What is the difference between genomics and metagenomics?
The main difference between genomics and metagenomics is the number of organisms evaluated in an assay or sample. Genomics studies the genome of a single organism while metagenomics studies the collection of different organisms’ genomes within a sample.
What is a metagenome assembled genome?
A metagenome assembled genome, or MAG, is a genome that was constructed from a metagenomic sample. In other words, from a sample containing many genomes, the genomes of individuals are pieced together. MAGs are often useful to shed light on non-culturable, novel, unannotated microbes in metagenomic data.
What makes metagenomic data different from traditional genome sequencing data?
On a broad scale, metagenomic data is produced from the sequencing of many individuals’ genomes simultaneously, whereas traditional genome sequencing data is produced by sequencing one individual’s genome at a time. Practically, this means that communities of bacteria, whether from the environment or living on other organisms, can be sequenced and identified. This is important in elucidating their roles in disease and environmental functions. It can also reveal interactions between organisms living within a community as well as the impact of the environment on the community of organisms. Studying these factors is not possible when examining a single genome.
What are the advantages of metagenome sequencing?
Metagenome sequencing offers many advantages over single genome sequencing. These include:
- Illuminating functional genes, as antimicrobial resistance or virulence genes, present in the community
- Identifying genes involved in metabolic pathways and how they may be changing
- Studying highly diverged microbes, like viruses, or unannotated, novel or unculturable organisms,
- Identifying microbes at strain and sub-strain level resolution,
- Discovering novel taxa, functional pathways and genes,
- Comparing microbial composition and diversity between samples,
- Performing cross-kingdom microbiome analysis, including all domains of life.

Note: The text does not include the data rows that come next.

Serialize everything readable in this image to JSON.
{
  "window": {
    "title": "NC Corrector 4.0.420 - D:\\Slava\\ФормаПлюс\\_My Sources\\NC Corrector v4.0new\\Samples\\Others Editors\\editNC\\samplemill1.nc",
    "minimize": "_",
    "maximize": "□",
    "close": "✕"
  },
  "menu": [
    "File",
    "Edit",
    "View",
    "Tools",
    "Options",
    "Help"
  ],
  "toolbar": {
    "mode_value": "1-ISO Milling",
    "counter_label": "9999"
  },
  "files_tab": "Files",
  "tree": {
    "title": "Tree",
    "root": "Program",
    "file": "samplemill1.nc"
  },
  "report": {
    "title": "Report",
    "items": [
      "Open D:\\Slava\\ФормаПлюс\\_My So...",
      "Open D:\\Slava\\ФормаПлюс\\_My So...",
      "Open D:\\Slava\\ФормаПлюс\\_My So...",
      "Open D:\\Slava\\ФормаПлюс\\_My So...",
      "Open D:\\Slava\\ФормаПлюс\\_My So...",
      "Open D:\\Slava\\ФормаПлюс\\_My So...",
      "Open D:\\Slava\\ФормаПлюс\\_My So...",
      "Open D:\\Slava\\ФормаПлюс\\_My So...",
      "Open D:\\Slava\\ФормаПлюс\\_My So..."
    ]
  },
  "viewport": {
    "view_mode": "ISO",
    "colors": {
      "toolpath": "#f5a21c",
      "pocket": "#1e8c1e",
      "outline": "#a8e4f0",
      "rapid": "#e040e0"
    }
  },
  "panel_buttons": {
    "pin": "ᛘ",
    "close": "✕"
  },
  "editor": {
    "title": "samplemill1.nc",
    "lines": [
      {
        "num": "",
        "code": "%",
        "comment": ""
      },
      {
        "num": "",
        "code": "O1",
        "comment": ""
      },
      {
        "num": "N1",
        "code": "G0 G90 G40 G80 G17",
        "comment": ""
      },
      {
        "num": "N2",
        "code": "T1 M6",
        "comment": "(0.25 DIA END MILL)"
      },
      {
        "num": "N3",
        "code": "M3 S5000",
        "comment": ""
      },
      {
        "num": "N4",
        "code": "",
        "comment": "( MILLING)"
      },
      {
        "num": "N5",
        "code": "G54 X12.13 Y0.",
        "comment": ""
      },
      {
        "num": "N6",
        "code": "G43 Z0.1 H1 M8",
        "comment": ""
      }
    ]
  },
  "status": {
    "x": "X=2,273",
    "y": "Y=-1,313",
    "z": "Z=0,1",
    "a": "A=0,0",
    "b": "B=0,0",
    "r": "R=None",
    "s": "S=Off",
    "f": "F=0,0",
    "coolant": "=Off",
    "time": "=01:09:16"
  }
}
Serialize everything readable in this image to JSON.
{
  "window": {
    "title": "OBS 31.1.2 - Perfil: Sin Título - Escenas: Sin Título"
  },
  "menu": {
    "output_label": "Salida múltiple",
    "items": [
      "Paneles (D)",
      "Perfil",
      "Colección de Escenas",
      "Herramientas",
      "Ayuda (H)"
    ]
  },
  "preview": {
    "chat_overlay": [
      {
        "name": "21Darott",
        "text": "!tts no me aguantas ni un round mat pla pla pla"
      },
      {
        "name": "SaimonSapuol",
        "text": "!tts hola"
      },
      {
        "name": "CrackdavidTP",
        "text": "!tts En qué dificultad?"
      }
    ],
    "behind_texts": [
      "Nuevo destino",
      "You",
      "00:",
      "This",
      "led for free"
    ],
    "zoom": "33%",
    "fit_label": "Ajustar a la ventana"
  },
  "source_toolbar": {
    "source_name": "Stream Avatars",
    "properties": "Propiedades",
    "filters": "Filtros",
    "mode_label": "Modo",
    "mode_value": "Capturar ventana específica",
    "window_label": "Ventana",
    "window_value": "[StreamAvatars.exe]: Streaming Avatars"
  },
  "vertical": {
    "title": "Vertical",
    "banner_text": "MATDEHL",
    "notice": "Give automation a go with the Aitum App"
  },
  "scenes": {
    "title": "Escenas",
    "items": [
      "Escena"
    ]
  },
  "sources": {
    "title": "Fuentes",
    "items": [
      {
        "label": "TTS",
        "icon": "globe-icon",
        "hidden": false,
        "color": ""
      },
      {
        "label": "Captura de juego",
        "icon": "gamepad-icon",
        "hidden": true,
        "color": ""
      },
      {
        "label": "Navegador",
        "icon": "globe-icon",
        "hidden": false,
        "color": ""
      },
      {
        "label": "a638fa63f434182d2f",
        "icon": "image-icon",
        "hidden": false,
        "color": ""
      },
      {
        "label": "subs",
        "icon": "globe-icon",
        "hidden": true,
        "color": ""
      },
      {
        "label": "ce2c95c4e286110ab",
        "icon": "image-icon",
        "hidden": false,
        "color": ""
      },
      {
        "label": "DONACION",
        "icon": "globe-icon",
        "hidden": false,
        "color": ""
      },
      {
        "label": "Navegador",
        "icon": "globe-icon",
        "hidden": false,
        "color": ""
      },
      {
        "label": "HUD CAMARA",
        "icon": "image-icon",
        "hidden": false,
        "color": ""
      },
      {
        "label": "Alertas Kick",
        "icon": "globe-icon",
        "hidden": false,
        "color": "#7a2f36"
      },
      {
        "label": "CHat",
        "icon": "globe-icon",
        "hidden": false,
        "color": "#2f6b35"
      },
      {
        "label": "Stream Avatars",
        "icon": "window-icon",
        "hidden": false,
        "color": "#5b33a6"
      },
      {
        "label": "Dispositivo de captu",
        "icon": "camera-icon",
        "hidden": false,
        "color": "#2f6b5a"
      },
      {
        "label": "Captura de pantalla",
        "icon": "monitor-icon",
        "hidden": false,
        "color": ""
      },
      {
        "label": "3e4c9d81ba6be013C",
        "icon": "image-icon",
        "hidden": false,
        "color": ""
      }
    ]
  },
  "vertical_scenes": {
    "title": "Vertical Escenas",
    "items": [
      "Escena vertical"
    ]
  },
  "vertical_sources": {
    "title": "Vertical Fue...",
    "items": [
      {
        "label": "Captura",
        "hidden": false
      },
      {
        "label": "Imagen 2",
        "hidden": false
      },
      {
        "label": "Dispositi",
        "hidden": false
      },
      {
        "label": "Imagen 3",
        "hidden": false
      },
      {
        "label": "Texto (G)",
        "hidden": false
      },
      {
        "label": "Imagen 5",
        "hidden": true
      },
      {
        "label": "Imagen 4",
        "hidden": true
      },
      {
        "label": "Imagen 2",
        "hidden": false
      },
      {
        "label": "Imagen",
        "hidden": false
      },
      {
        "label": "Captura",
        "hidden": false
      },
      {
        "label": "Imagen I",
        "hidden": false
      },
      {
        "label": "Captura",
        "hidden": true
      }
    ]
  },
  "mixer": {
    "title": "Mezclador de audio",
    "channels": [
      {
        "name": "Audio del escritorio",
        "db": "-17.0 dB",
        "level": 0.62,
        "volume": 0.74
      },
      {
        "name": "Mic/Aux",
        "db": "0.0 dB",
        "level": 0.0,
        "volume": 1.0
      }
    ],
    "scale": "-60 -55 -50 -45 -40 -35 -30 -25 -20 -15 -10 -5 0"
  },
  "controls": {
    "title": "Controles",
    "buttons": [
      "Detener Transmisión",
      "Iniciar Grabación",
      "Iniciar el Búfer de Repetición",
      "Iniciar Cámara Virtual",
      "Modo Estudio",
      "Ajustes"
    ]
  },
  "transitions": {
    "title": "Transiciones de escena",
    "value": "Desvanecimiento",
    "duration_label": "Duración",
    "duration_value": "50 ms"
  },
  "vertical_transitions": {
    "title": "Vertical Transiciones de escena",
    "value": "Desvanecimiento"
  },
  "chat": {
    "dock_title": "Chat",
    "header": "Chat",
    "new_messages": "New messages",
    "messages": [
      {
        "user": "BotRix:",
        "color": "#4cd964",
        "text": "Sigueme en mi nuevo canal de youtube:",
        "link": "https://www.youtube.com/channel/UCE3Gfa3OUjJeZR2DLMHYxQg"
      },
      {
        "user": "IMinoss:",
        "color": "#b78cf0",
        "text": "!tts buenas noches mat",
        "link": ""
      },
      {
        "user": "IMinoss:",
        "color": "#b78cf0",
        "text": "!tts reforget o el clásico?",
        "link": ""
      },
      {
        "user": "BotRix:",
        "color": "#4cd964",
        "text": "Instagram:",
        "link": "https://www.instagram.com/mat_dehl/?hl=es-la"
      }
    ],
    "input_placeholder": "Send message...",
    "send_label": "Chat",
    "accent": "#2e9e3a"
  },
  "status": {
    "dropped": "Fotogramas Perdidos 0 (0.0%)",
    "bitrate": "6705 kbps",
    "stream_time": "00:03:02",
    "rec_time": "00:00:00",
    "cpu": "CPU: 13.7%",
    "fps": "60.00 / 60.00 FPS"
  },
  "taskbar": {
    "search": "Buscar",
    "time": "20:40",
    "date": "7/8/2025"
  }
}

Metagenomic sequencing is a recent, cutting edge technology that allows studying all genomes present in a sample. It can identify the microbial composition in a fermented drink or the microbial metabolic functions present in the human gut during disease. Name an environment and metagenomics would capture all genomes present in its sample, even the genomes of organisms which are yet to be discovered by science. Metagenomic sequencing has the potential to produce novel data that help us understand microorganisms on a community level, leading to new discoveries that may enhance everything from healthcare to agriculture to climate science and beyond.